MBA students often fall into one of two categories—those hungry to rush into careers as venture capitalists, and those eager to found a venture-funded start-up. For all of them, Harvard Business School professor Joseph Lassiter has some intriguing advice: Spend a few years working for the federal government or a large corporate player first.
Those business school students and young venture capitalists frequently share a common misconception about start-ups in the heavily publicized clean-technology field, according to Lassiter, who teaches courses in both entrepreneurial finance and building green businesses.
"They tend to think clean-tech investing is like Internet investing," he says. "They think, 'It's gonna happen fast, and it's just gonna happen.' And the answer is no, it's not gonna be fast, and it might even not happen."
There are a couple of key differences that make the various clean-tech sectors and the broader green business world vastly different from the historically well-funded Internet start-up industry. In the Internet start-up world, VCs can reasonably assume that a company can go from launching a product to getting acquired—or even going public—within a few years. But clean-tech doesn't work that way.
This creates a catch-22 situation. A clean-tech company can't prove its ability to scale without actually scaling. And venture capitalists are wary of funding a company that can't prove its ability to scale.
Valley of Death
It's a problem that has squelched many promising start-ups, which, without multiple funding rounds, fell into a financial "Valley of Death"—that precarious stage between researching and developing a product and actually going to market with it. "You could raise enough money to fund the bench science, but not enough to build a prototype," Lassiter says. "The scientific risk of moving from the lab to the product was too great."

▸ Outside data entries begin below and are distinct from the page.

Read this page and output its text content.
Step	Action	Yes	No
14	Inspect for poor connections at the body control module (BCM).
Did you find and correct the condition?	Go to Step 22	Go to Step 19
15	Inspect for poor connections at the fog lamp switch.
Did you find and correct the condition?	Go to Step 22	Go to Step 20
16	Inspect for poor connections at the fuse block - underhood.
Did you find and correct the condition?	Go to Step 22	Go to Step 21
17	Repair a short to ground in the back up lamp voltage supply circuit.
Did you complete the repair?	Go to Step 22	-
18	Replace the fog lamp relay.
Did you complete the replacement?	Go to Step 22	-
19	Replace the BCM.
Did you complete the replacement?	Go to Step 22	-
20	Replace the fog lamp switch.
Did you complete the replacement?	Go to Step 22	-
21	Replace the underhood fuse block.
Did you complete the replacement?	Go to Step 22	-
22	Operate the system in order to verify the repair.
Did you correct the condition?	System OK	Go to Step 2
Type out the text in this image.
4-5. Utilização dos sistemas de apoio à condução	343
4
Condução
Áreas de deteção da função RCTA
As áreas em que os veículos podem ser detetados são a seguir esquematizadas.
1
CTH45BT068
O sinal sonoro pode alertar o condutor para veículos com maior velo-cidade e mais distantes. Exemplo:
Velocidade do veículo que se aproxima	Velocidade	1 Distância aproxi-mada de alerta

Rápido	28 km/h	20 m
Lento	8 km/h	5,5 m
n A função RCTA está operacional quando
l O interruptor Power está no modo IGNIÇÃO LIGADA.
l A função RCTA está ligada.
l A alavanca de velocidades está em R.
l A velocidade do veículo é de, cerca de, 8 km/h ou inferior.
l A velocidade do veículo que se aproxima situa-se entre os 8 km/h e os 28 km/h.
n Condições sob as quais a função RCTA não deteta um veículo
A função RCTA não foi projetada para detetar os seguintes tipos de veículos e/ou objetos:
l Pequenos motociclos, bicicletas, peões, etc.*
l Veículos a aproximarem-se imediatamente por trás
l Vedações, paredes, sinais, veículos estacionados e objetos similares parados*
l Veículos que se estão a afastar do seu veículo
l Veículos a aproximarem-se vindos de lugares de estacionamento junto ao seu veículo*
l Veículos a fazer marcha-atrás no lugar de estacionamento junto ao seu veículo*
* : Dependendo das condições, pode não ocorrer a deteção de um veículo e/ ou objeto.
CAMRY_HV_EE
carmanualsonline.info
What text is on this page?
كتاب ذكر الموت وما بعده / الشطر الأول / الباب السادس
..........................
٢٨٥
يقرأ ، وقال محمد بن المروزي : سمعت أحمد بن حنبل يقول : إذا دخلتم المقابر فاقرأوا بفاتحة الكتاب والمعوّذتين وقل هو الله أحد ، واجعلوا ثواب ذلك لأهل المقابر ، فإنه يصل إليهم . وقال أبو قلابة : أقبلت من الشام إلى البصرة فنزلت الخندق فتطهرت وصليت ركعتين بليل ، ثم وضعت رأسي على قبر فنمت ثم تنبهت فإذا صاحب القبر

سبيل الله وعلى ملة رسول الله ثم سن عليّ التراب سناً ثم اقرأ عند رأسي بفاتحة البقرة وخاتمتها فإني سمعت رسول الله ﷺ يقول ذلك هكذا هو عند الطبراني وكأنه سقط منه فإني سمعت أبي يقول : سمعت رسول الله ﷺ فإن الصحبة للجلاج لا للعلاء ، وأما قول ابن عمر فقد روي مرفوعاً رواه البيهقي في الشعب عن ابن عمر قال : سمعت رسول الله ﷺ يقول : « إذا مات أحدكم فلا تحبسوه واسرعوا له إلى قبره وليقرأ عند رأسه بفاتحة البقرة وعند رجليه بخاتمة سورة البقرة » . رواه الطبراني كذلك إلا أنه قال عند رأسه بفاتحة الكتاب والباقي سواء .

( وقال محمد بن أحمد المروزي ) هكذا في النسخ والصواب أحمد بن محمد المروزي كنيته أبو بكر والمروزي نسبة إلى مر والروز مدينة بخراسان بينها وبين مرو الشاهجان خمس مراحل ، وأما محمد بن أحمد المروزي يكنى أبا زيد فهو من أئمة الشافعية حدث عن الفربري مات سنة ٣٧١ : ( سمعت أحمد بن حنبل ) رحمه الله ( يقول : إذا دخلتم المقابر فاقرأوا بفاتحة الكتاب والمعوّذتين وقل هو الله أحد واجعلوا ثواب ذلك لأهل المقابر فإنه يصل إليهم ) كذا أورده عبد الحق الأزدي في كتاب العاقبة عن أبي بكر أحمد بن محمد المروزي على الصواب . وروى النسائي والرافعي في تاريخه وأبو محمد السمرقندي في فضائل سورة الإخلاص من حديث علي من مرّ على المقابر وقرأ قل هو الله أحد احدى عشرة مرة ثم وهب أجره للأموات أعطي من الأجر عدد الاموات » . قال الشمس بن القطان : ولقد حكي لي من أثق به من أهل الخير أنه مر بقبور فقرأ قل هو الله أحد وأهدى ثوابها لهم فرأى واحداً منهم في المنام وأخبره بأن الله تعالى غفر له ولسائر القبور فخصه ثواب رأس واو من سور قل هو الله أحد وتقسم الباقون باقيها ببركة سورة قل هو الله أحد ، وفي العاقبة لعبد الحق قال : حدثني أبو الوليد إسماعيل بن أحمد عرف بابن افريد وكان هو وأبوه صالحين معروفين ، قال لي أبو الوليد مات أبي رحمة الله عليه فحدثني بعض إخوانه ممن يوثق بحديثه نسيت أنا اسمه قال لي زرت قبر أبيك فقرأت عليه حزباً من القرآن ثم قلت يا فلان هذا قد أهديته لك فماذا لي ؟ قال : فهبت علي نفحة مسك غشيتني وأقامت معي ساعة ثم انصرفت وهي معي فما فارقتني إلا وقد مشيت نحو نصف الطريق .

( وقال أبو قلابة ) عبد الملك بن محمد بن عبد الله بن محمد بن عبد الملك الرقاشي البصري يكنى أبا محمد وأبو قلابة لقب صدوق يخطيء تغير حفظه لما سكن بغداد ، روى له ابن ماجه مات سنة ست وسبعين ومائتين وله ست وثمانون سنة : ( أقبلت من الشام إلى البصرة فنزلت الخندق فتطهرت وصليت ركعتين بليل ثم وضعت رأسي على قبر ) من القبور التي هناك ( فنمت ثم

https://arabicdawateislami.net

"The cost curves you see in renewable energy are falling fairly predictably," Lassiter says. "But public policy is remarkably volatile…and the entrenched political opposition to changes in energy and environmental policy is unbelievably strong. For the time being, public policy support in the form of subsidies or mandates is required if renewables are to be used."
Learning from government
To that end, Lassiter suggests that learning how policy affects business is one way to assure future success as a venture capitalist-especially in the clean-tech field. Actually effecting policy change is another way. That's why he's pushing would-be VCs at Harvard Business School to spend some time working in public policy positions after they receive their MBAs.
"I want them to think about government service," he says. "Whether you like the government or don't like the government, somehow we need to get more smart people into the government."